Zu einem reinen Schaulaufen soll die Partie gegen die noch punktlosen Schweizer aber keineswegs verkommen. "Wir wollen unseren Zuschauern zu Hause natürlich nochmal ein schönes Spiel mit tollem Tempo-Handball bieten", sagte Rückraumspieler Philipp Weber. "Und dann mit einem sehr guten Gefühl in den Urlaub gehen."
Das will auch Prokop, der nach nur drei Monaten beim Deutschen Handballbund bereits voll angekommen scheint. Nach dem bitteren Achtelfinal-Aus bei der WM übernahm Prokop im Frühjahr das zuvor so erfolgreiche Team von Dagur Sigurdsson - und sorgte trotz lautem Getöse und leiser Kritik für einen reibungslosen Übergang.
Der detailverliebte Coach, der bis zuletzt parallel noch den Bundesligisten SC DHfK Leipzig trainiert hatte, trotzte den Skeptikern und hatte mit seiner kommunikativen Art auf Anhieb Erfolg.
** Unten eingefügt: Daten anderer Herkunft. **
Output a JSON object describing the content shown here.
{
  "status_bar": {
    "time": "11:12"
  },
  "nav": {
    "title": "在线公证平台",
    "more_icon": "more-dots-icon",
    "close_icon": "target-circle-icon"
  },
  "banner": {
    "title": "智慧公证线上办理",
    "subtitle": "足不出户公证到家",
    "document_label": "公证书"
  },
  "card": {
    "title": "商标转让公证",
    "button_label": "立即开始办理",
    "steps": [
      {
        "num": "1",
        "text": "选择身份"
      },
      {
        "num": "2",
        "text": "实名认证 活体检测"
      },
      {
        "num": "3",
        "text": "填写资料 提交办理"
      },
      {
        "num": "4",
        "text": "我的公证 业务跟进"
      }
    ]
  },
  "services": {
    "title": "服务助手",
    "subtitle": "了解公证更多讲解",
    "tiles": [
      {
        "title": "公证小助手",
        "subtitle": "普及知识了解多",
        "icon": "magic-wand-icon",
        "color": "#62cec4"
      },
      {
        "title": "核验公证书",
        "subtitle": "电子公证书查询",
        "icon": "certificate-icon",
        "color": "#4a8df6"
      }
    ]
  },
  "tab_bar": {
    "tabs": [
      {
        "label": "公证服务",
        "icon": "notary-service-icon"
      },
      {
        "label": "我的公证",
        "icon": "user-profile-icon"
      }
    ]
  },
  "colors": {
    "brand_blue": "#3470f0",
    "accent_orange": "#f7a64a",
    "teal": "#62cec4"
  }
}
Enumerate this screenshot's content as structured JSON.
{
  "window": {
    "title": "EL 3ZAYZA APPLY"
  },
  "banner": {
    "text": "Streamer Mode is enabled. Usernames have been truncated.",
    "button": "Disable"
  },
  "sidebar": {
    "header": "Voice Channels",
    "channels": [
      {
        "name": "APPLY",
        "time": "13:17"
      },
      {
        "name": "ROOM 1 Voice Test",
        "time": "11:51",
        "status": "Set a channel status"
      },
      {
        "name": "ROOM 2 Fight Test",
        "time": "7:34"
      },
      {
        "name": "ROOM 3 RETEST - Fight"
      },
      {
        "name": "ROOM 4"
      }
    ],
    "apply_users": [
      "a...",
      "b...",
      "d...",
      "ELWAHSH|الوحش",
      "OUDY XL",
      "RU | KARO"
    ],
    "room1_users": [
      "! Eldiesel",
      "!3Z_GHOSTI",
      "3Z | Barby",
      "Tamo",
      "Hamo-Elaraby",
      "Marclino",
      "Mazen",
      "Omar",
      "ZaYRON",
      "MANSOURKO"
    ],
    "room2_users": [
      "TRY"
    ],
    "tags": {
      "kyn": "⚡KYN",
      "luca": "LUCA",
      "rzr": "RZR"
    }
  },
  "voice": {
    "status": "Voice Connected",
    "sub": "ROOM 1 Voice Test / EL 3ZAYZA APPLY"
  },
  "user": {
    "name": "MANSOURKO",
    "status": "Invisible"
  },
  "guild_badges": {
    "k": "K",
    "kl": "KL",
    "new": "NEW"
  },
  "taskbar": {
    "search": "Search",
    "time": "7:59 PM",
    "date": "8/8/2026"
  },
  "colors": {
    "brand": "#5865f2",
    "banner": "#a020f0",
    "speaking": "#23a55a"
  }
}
Alle drei Pflichtspiele unter dem 38-Jährigen wurden gewonnen, seinen ersten Auftrag "EM-Qualifikation" löste er mit Bravour. Die großen Verbandsziele EM-Titel 2018, WM-Medaille 2019 und Olympiasieg 2020 füllt Prokop mit neuem Leben.
Das deutsche Team scheint seine Balance wieder gefunden zu haben. Und so bleibt von der EM-Qualifikation vor allem der 32:23-Kantersieg beim WM-Dritten Slowenien hängen - laut Hanning, der seinen Wunschkandidaten gegen einige Widerstände in der Szene für eine halbe Million Euro aus dessen Vertrag in Leipzig herausgekauft hatte, eines der "besten Spiele der letzten Jahre".
"Er hat einen genauen Plan, was er von uns erwartet", hatte Linksaußen Gensheimer schon nach den ersten Einheiten mit dem ehrgeizigen Trainer gesagt. Prokops Plan scheint aufzugehen.